In rheumatic aortic stenosis, the underlying process includes progressive fibrosis of the valve leaflets with varying degrees of commissural fusion, often with retraction of the leaflet edges and, in certain cases, calcification. As a consequence, the rheumatic valve often is regurgitant and stenotic. Coexistent mitral valve disease is common.
Other, infrequent causes of aortic stenosis include obstructive vegetations, homozygous type II hypercholesterolemia, Paget disease, Fabry disease, ochronosis, and irradiation.
It is worthwhile to note that although differentiation between tricuspid and bicuspid aortic stenosis is frequently made, it is often difficult to determine the number of aortic valve leaflets. A study comparing operatively excised aortic valve structure evaluation by cardiac surgeons versus pathologists found that valve structure determination was frequently incongruous. 
Severe aortic stenosis is rare in infancy, occurring in 0.33% of live births, and is due to a unicuspid or bicuspid valve. Most patients with a congenitally bicuspid aortic valve who develop symptoms do not do so until middle age or later. Patients with rheumatic aortic stenosis typically present with symptoms after the sixth decade of life.
Aortic sclerosis (aortic valve calcification without obstruction to blood flow, considered a precursor of calcific degenerative calcific aortic stenosis) increases in incidence with age and is present in 29% of individuals older than 65 years and in 37% of individuals older than 75 years. In elderly persons, the prevalence of aortic stenosis is between 2% and 9%.
Degenerative calcific aortic stenosis usually manifests in individuals older than 75 years and occurs most frequently in males. 
Patients with severe aortic stenosis may be asymptomatic for many years despite the presence of severe LV outflow tract obstruction (LVOTO). LVOTOs have been associated with “high heritability.” One study suggests that 20% of patients with isolated LVOTO had an affected first-degree relative with undetected bicuspid aortic valves. 
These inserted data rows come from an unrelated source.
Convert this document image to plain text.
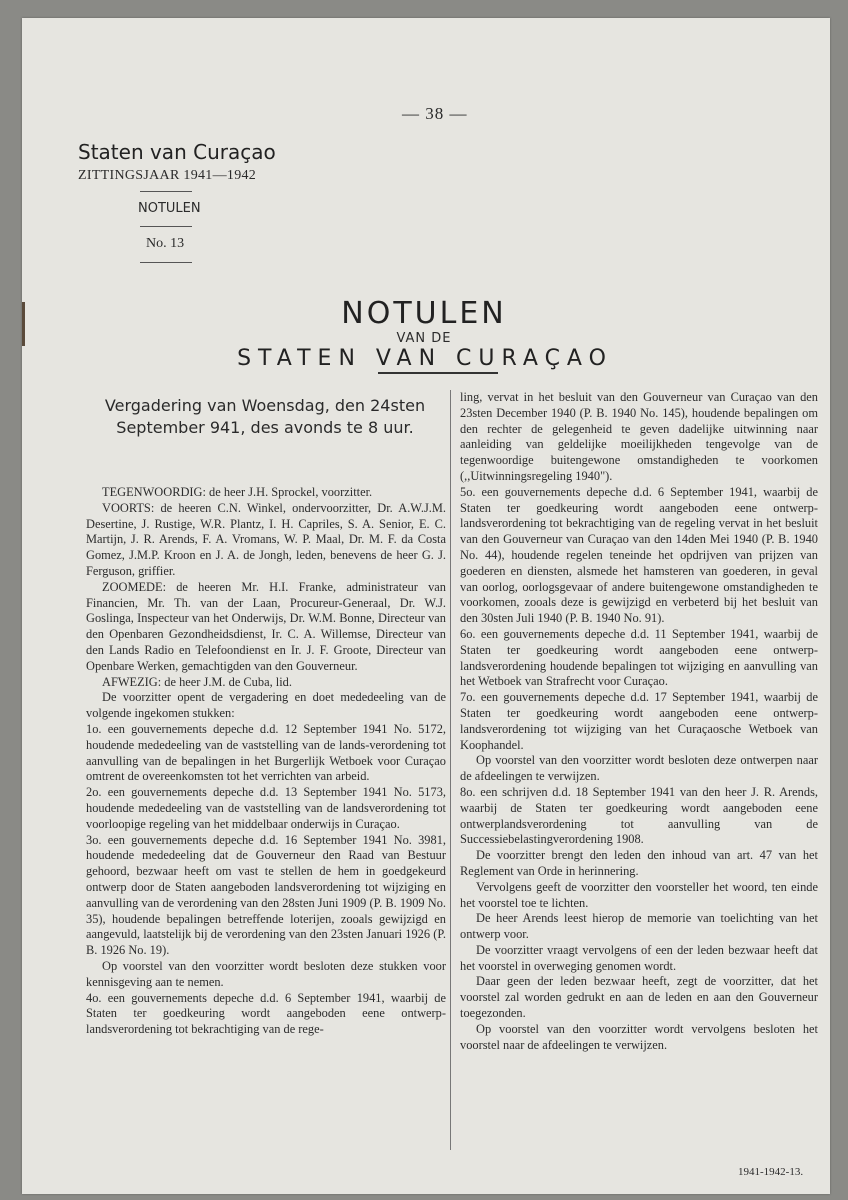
— 38 —
Staten van Curaçao
ZITTINGSJAAR 1941—1942
NOTULEN
No. 13
NOTULEN
VAN DE
STATEN VAN CURAÇAO
Vergadering van Woensdag, den 24sten
September 941, des avonds te 8 uur.

TEGENWOORDIG: de heer J.H. Sprockel, voorzitter.

VOORTS: de heeren C.N. Winkel, ondervoorzitter, Dr. A.W.J.M. Desertine, J. Rustige, W.R. Plantz, I. H. Capriles, S. A. Senior, E. C. Martijn, J. R. Arends, F. A. Vromans, W. P. Maal, Dr. M. F. da Costa Gomez, J.M.P. Kroon en J. A. de Jongh, leden, benevens de heer G. J. Ferguson, griffier.

ZOOMEDE: de heeren Mr. H.I. Franke, administrateur van Financien, Mr. Th. van der Laan, Procureur-Generaal, Dr. W.J. Goslinga, Inspecteur van het Onderwijs, Dr. W.M. Bonne, Directeur van den Openbaren Gezondheidsdienst, Ir. C. A. Willemse, Directeur van den Lands Radio en Telefoondienst en Ir. J. F. Groote, Directeur van Openbare Werken, gemachtigden van den Gouverneur.

AFWEZIG: de heer J.M. de Cuba, lid.

De voorzitter opent de vergadering en doet mededeeling van de volgende ingekomen stukken:

1o. een gouvernements depeche d.d. 12 September 1941 No. 5172, houdende mededeeling van de vaststelling van de lands-verordening tot aanvulling van de bepalingen in het Burgerlijk Wetboek voor Curaçao omtrent de overeenkomsten tot het verrichten van arbeid.

2o. een gouvernements depeche d.d. 13 September 1941 No. 5173, houdende mededeeling van de vaststelling van de landsverordening tot voorloopige regeling van het middelbaar onderwijs in Curaçao.

3o. een gouvernements depeche d.d. 16 September 1941 No. 3981, houdende mededeeling dat de Gouverneur den Raad van Bestuur gehoord, bezwaar heeft om vast te stellen de hem in goedgekeurd ontwerp door de Staten aangeboden landsverordening tot wijziging en aanvulling van de verordening van den 28sten Juni 1909 (P. B. 1909 No. 35), houdende bepalingen betreffende loterijen, zooals gewijzigd en aangevuld, laatstelijk bij de verordening van den 23sten Januari 1926 (P. B. 1926 No. 19).

Op voorstel van den voorzitter wordt besloten deze stukken voor kennisgeving aan te nemen.

4o. een gouvernements depeche d.d. 6 September 1941, waarbij de Staten ter goedkeuring wordt aangeboden eene ontwerp-landsverordening tot bekrachtiging van de rege-

ling, vervat in het besluit van den Gouverneur van Curaçao van den 23sten December 1940 (P. B. 1940 No. 145), houdende bepalingen om den rechter de gelegenheid te geven dadelijke uitwinning naar aanleiding van geldelijke moeilijkheden tengevolge van de tegenwoordige buitengewone omstandigheden te voorkomen (,,Uitwinningsregeling 1940").

5o. een gouvernements depeche d.d. 6 September 1941, waarbij de Staten ter goedkeuring wordt aangeboden eene ontwerp-landsverordening tot bekrachtiging van de regeling vervat in het besluit van den Gouverneur van Curaçao van den 14den Mei 1940 (P. B. 1940 No. 44), houdende regelen teneinde het opdrijven van prijzen van goederen en diensten, alsmede het hamsteren van goederen, in geval van oorlog, oorlogsgevaar of andere buitengewone omstandigheden te voorkomen, zooals deze is gewijzigd en verbeterd bij het besluit van den 30sten Juli 1940 (P. B. 1940 No. 91).

6o. een gouvernements depeche d.d. 11 September 1941, waarbij de Staten ter goedkeuring wordt aangeboden eene ontwerp-landsverordening houdende bepalingen tot wijziging en aanvulling van het Wetboek van Strafrecht voor Curaçao.

7o. een gouvernements depeche d.d. 17 September 1941, waarbij de Staten ter goedkeuring wordt aangeboden eene ontwerp-landsverordening tot wijziging van het Curaçaosche Wetboek van Koophandel.

Op voorstel van den voorzitter wordt besloten deze ontwerpen naar de afdeelingen te verwijzen.

8o. een schrijven d.d. 18 September 1941 van den heer J. R. Arends, waarbij de Staten ter goedkeuring wordt aangeboden eene ontwerplandsverordening tot aanvulling van de Successiebelastingverordening 1908.

De voorzitter brengt den leden den inhoud van art. 47 van het Reglement van Orde in herinnering.

Vervolgens geeft de voorzitter den voorsteller het woord, ten einde het voorstel toe te lichten.

De heer Arends leest hierop de memorie van toelichting van het ontwerp voor.

De voorzitter vraagt vervolgens of een der leden bezwaar heeft dat het voorstel in overweging genomen wordt.

Daar geen der leden bezwaar heeft, zegt de voorzitter, dat het voorstel zal worden gedrukt en aan de leden en aan den Gouverneur toegezonden.

Op voorstel van den voorzitter wordt vervolgens besloten het voorstel naar de afdeelingen te verwijzen.

1941-1942-13.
Asymptomatic patients, even with critical aortic stenosis, have an excellent prognosis for survival, with an expected death rate of less than 1% per year; only 4% of sudden cardiac deaths in severe aortic stenosis occur in asymptomatic patients. A new proposed aortic stenosis grading classification that integrates valve area and flow-gradient patterns has been found to allow for better characterization of the clinical outcome among patients with asymptomatic severe aortic stenosis. 
Although the presence of low-gradient "severe stenosis" (defined as aortic valve area < 1.0 cm2 and mean gradient 40 mm Hg) is considered by some to be associated with a poor prognosis, the prospective Simvastatin and Ezetimibe in Aortic Stenosis (SEAS) study found that such patients have an outcome similar to that of patients with moderate stenosis. 
Among symptomatic patients with medically treated, moderate-to-severe aortic stenosis, mortality rates from the onset of symptoms are approximately 25% at 1 year and 50% at 2 years. More than 50% of deaths are sudden. In patients in whom the aortic valve obstruction remains unrelieved, the onset of symptoms predicts a poor outcome with medical therapy; the approximate time interval from the onset of symptoms to death is 1.5-2 years for heart failure, 3 years for syncope, and 5 years for angina.
Although the obstruction tends to progress more rapidly in degenerative calcific aortic valve disease than in congenital or rheumatic disease, predicting the rate of progression in individual patients is not possible. Catheterization and echocardiographic studies suggest that, on average, the valve area declines 0.1 to 0.3 cm2 per year; the systolic pressure gradient across the valve can increase by as much as 10-15 mm Hg per year. Obstruction progresses more rapidly in elderly patients with coronary artery disease and chronic renal insufficiency.